Intangibilité des prix en période de crise : état du droit ou croyance ?

La doctrine du Ministère de l’Economie, des Finances et de la Relance est sans équivoque :

  • Ainsi, en l’absence de clause de révision de prix ou de réexamen, une modification du prix porterait atteinte aux conditions de la mise en concurrence (CE, 15 février 1957, Etablissement Dickson)” (Fiche technique – Les marchés publics confrontés à la flambée des prix et au risque de pénurie des matières premières – 18/02/2022 – page 4).
  • En raison du caractère en principe intangible du prix contractualisé, une clause de révision ne peut être ni modifiée ni introduite en cours d’exécution du marché (CE 15 février 1957, Etablissement Dickson) si le contrat n’en a pas expressément prévu la possibilité et les modalités par une clause de réexamen (article R. 2194-1 et 1° de l’article R. 2194-6 du code de la commande publique)” (Réponse à QE n° 40503 du 03/08/2021).
  • Le prix contractualisé est intangible, ainsi que les conditions de son évolution prévue à la signature du contrat, et aucune des parties au contrat ne peut les modifier (CE, 9 mars 1951, Didona (sic)) (Fiche Le prix dans les marchés publics – Guide et recommandations, avril 2013,page 66).

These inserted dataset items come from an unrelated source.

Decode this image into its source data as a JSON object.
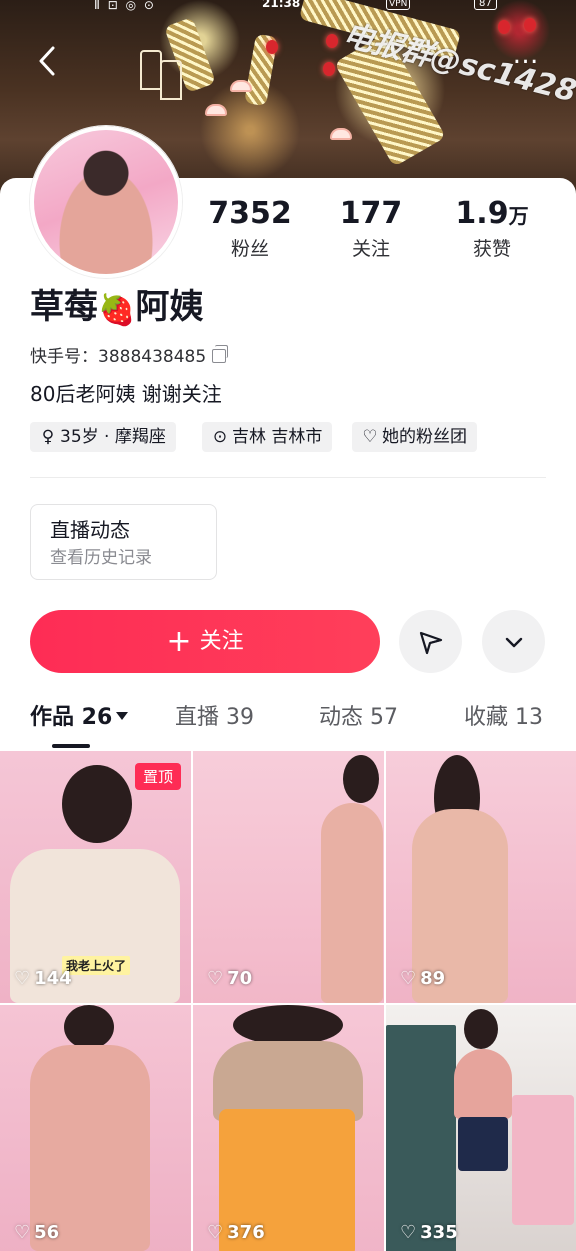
{
  "status_bar": {
    "time": "21:38",
    "signal": "Ⅱ  ⊡ ◎ ⊙",
    "vpn": "VPN",
    "battery": "87"
  },
  "header": {
    "back_icon": "back-arrow-icon",
    "more_label": "…",
    "watermark": "电报群@sc1428"
  },
  "profile": {
    "name": "草莓",
    "name_emoji": "🍓",
    "name_suffix": "阿姨",
    "kuaishou_id": "快手号：3888438485",
    "bio": "80后老阿姨 谢谢关注",
    "stats": [
      {
        "value": "7352",
        "unit": "",
        "label": "粉丝"
      },
      {
        "value": "177",
        "unit": "",
        "label": "关注"
      },
      {
        "value": "1.9",
        "unit": "万",
        "label": "获赞"
      }
    ],
    "tags": [
      {
        "icon": "gender-icon",
        "glyph": "♀",
        "text": "35岁 · 摩羯座"
      },
      {
        "icon": "location-icon",
        "glyph": "⊙",
        "text": "吉林 吉林市"
      },
      {
        "icon": "fan-group-icon",
        "glyph": "♡",
        "text": "她的粉丝团"
      }
    ]
  },
  "live_box": {
    "title": "直播动态",
    "subtitle": "查看历史记录"
  },
  "actions": {
    "follow_label": "关注",
    "follow_plus": "+",
    "share_glyph": "◁",
    "more_glyph": "⌄"
  },
  "tabs": [
    {
      "label": "作品 26",
      "active": true
    },
    {
      "label": "直播 39",
      "active": false
    },
    {
      "label": "动态 57",
      "active": false
    },
    {
      "label": "收藏 13",
      "active": false
    }
  ],
  "videos": [
    {
      "likes": "144",
      "pinned": "置顶",
      "caption": "我老上火了"
    },
    {
      "likes": "70"
    },
    {
      "likes": "89"
    },
    {
      "likes": "56"
    },
    {
      "likes": "376"
    },
    {
      "likes": "335"
    }
  ],
  "colors": {
    "accent": "#fe2c55",
    "text": "#161823",
    "muted": "#8a8b91",
    "chip_bg": "#f1f1f2"
  }
}
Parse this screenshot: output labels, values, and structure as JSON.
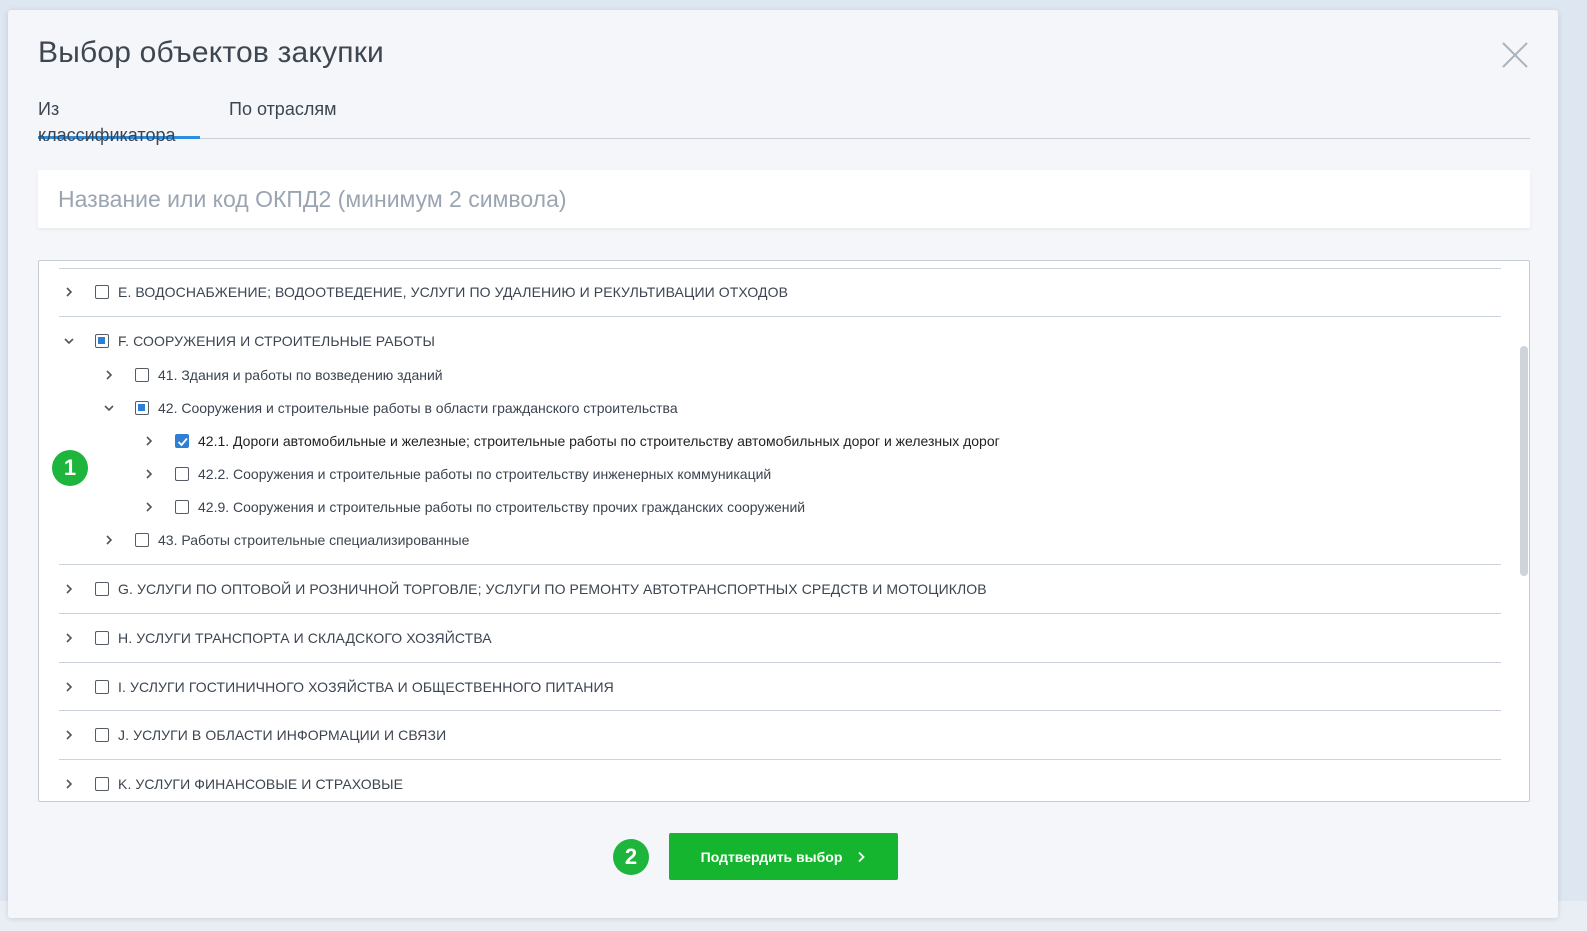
{
  "modal": {
    "title": "Выбор объектов закупки",
    "tabs": [
      {
        "label": "Из классификатора",
        "active": true
      },
      {
        "label": "По отраслям",
        "active": false
      }
    ],
    "search": {
      "placeholder": "Название или код ОКПД2 (минимум 2 символа)",
      "value": ""
    },
    "tree": {
      "items": [
        {
          "label": "E. ВОДОСНАБЖЕНИЕ; ВОДООТВЕДЕНИЕ, УСЛУГИ ПО УДАЛЕНИЮ И РЕКУЛЬТИВАЦИИ ОТХОДОВ",
          "state": "unchecked",
          "expanded": false
        },
        {
          "label": "F. СООРУЖЕНИЯ И СТРОИТЕЛЬНЫЕ РАБОТЫ",
          "state": "partial",
          "expanded": true,
          "children": [
            {
              "label": "41. Здания и работы по возведению зданий",
              "state": "unchecked",
              "expanded": false
            },
            {
              "label": "42. Сооружения и строительные работы в области гражданского строительства",
              "state": "partial",
              "expanded": true,
              "children": [
                {
                  "label": "42.1. Дороги автомобильные и железные; строительные работы по строительству автомобильных дорог и железных дорог",
                  "state": "checked"
                },
                {
                  "label": "42.2. Сооружения и строительные работы по строительству инженерных коммуникаций",
                  "state": "unchecked"
                },
                {
                  "label": "42.9. Сооружения и строительные работы по строительству прочих гражданских сооружений",
                  "state": "unchecked"
                }
              ]
            },
            {
              "label": "43. Работы строительные специализированные",
              "state": "unchecked",
              "expanded": false
            }
          ]
        },
        {
          "label": "G. УСЛУГИ ПО ОПТОВОЙ И РОЗНИЧНОЙ ТОРГОВЛЕ; УСЛУГИ ПО РЕМОНТУ АВТОТРАНСПОРТНЫХ СРЕДСТВ И МОТОЦИКЛОВ",
          "state": "unchecked",
          "expanded": false
        },
        {
          "label": "H. УСЛУГИ ТРАНСПОРТА И СКЛАДСКОГО ХОЗЯЙСТВА",
          "state": "unchecked",
          "expanded": false
        },
        {
          "label": "I. УСЛУГИ ГОСТИНИЧНОГО ХОЗЯЙСТВА И ОБЩЕСТВЕННОГО ПИТАНИЯ",
          "state": "unchecked",
          "expanded": false
        },
        {
          "label": "J. УСЛУГИ В ОБЛАСТИ ИНФОРМАЦИИ И СВЯЗИ",
          "state": "unchecked",
          "expanded": false
        },
        {
          "label": "K. УСЛУГИ ФИНАНСОВЫЕ И СТРАХОВЫЕ",
          "state": "unchecked",
          "expanded": false
        }
      ]
    },
    "confirm_label": "Подтвердить выбор"
  },
  "annotations": {
    "badge1": "1",
    "badge2": "2"
  },
  "colors": {
    "accent": "#2d7fd6",
    "confirm": "#16b530",
    "badge": "#1db53b"
  },
  "icons": {
    "close": "close-icon",
    "chevron_right": "chevron-right-icon",
    "chevron_down": "chevron-down-icon",
    "check": "check-icon"
  }
}
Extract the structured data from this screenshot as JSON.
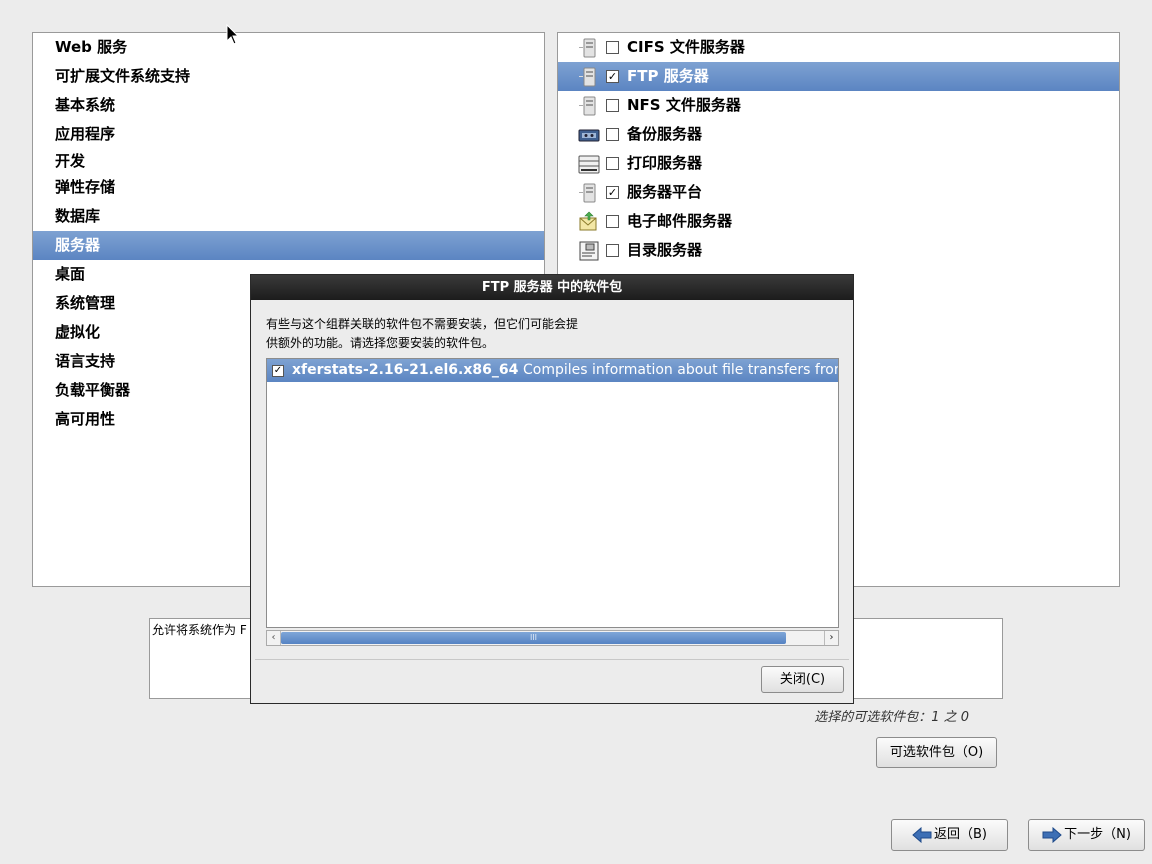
{
  "categories": {
    "items": [
      {
        "label": "Web 服务"
      },
      {
        "label": "可扩展文件系统支持"
      },
      {
        "label": "基本系统"
      },
      {
        "label": "应用程序"
      },
      {
        "label": "开发"
      },
      {
        "label": "弹性存储"
      },
      {
        "label": "数据库"
      },
      {
        "label": "服务器",
        "selected": true
      },
      {
        "label": "桌面"
      },
      {
        "label": "系统管理"
      },
      {
        "label": "虚拟化"
      },
      {
        "label": "语言支持"
      },
      {
        "label": "负载平衡器"
      },
      {
        "label": "高可用性"
      }
    ]
  },
  "options": {
    "items": [
      {
        "label": "CIFS 文件服务器",
        "checked": false,
        "icon": "server-tower-icon"
      },
      {
        "label": "FTP 服务器",
        "checked": true,
        "selected": true,
        "icon": "server-tower-icon"
      },
      {
        "label": "NFS 文件服务器",
        "checked": false,
        "icon": "server-tower-icon"
      },
      {
        "label": "备份服务器",
        "checked": false,
        "icon": "tape-drive-icon"
      },
      {
        "label": "打印服务器",
        "checked": false,
        "icon": "printer-icon"
      },
      {
        "label": "服务器平台",
        "checked": true,
        "icon": "server-tower-icon"
      },
      {
        "label": "电子邮件服务器",
        "checked": false,
        "icon": "mail-icon"
      },
      {
        "label": "目录服务器",
        "checked": false,
        "icon": "directory-icon"
      }
    ]
  },
  "description": {
    "text": "允许将系统作为 F"
  },
  "selection_count": {
    "text": "选择的可选软件包：1 之 0"
  },
  "buttons": {
    "optional_label": "可选软件包（O)",
    "back_label": "返回（B)",
    "next_label": "下一步（N)"
  },
  "dialog": {
    "title": "FTP 服务器 中的软件包",
    "desc_line1": "有些与这个组群关联的软件包不需要安装，但它们可能会提",
    "desc_line2": "供额外的功能。请选择您要安装的软件包。",
    "package": {
      "name": "xferstats-2.16-21.el6.x86_64",
      "separator": "-",
      "description": "Compiles information about file transfers from logfiles",
      "checked": true
    },
    "scroll_grip": "III",
    "close_label": "关闭(C)"
  },
  "colors": {
    "selection": "#5b85c2",
    "dialog_title_bg": "#1c1c1c",
    "window_bg": "#ececec"
  }
}
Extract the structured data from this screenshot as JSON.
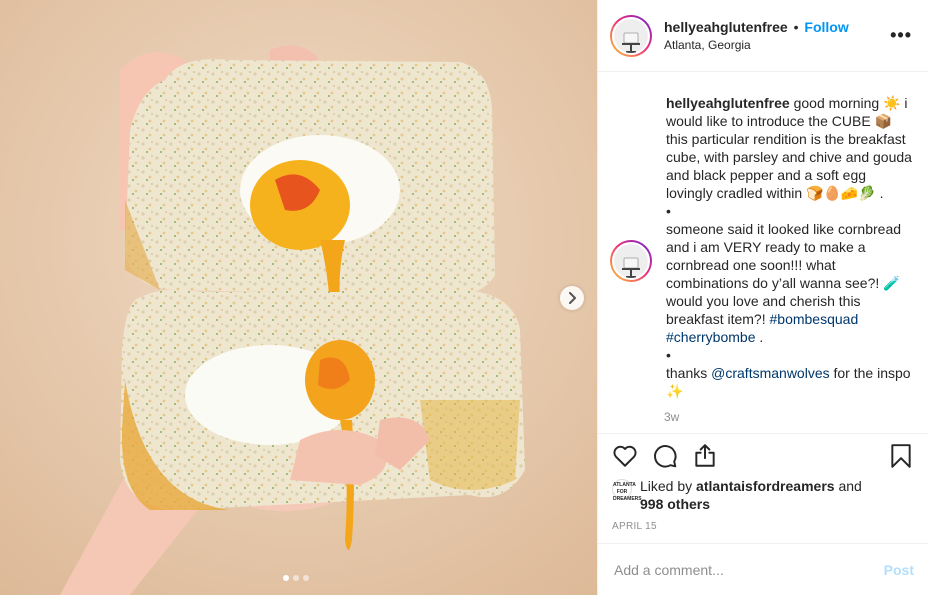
{
  "header": {
    "username": "hellyeahglutenfree",
    "separator": "•",
    "follow_label": "Follow",
    "location": "Atlanta, Georgia",
    "more_label": "•••"
  },
  "caption": {
    "username": "hellyeahglutenfree",
    "part1": " good morning ☀️ i would like to introduce the CUBE 📦 this particular rendition is the breakfast cube, with parsley and chive and gouda and black pepper and a soft egg lovingly cradled within 🍞🥚🧀🥬 .",
    "bullet": "•",
    "part2": "someone said it looked like cornbread and i am VERY ready to make a cornbread one soon!!! what combinations do y’all wanna see?! 🧪 would you love and cherish this breakfast item?! ",
    "hashtag1": "#bombesquad",
    "hashtag2": "#cherrybombe",
    "part2_end": " .",
    "part3": "thanks ",
    "mention": "@craftsmanwolves",
    "part3_end": " for the inspo ✨",
    "time": "3w"
  },
  "likes": {
    "mini_avatar_text": "ATLANTA FOR DREAMERS",
    "prefix": "Liked by ",
    "liker": "atlantaisfordreamers",
    "middle": " and",
    "others": "998 others"
  },
  "date": "APRIL 15",
  "comment": {
    "placeholder": "Add a comment...",
    "post_label": "Post"
  },
  "carousel": {
    "slides": 3,
    "active": 1
  },
  "colors": {
    "link": "#00376b",
    "follow": "#0095f6",
    "post_disabled": "#b2dffc",
    "muted": "#8e8e8e"
  },
  "icons": [
    "heart-icon",
    "comment-icon",
    "share-icon",
    "bookmark-icon",
    "chevron-right-icon",
    "more-icon"
  ]
}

Pourtant, la lecture des décisions Etablissement Dickson et Didonna susvisées semble révéler une portée différente de celle avancée par Bercy.

Quelle est la décision du Conseil d’Etat dans ces deux affaires ?

  • ” (…) la circonstance que les formules susmentionnées de révision des prix n’auraient pas assuré une exacte compensation des augmentations des charges supportées par le fournisseur n’est pas de nature à ouvrir à ce dernier un droit à indemnité, en l’absence de bouleversement de l’économies des marchés (…)” (CE, 15 février 1957, Etablissement Dickson, n° 14891)
  • ” (…) la circonstance [que des travaux semblables aient été payés à un prix supérieur] ne saurait justifier la modification des prix portés au marché conclu entre l’Algérie et le sieur Didonna, prix qui, en l’absence d’une sujétion imprévisible non démontrée en l’espèce, sont immuables et lient les parties” (CE, 9 mars 1951, Sieur Didonna, n° 86.405, rec. Lebon p. 148).

Des sujétions imprévisibles permettraient ainsi de déroger au principe de l’intangibilité des prix.

Au-delà du droit à indemnisation qu’ouvre la théorie de l’imprévision, et sous réserve de jurisprudences contraires (dont l’AAP serait preneuse…), notre logiciel de pensées concernant la question de l’intangibilité des prix en période de crise mériterait peut-être une update.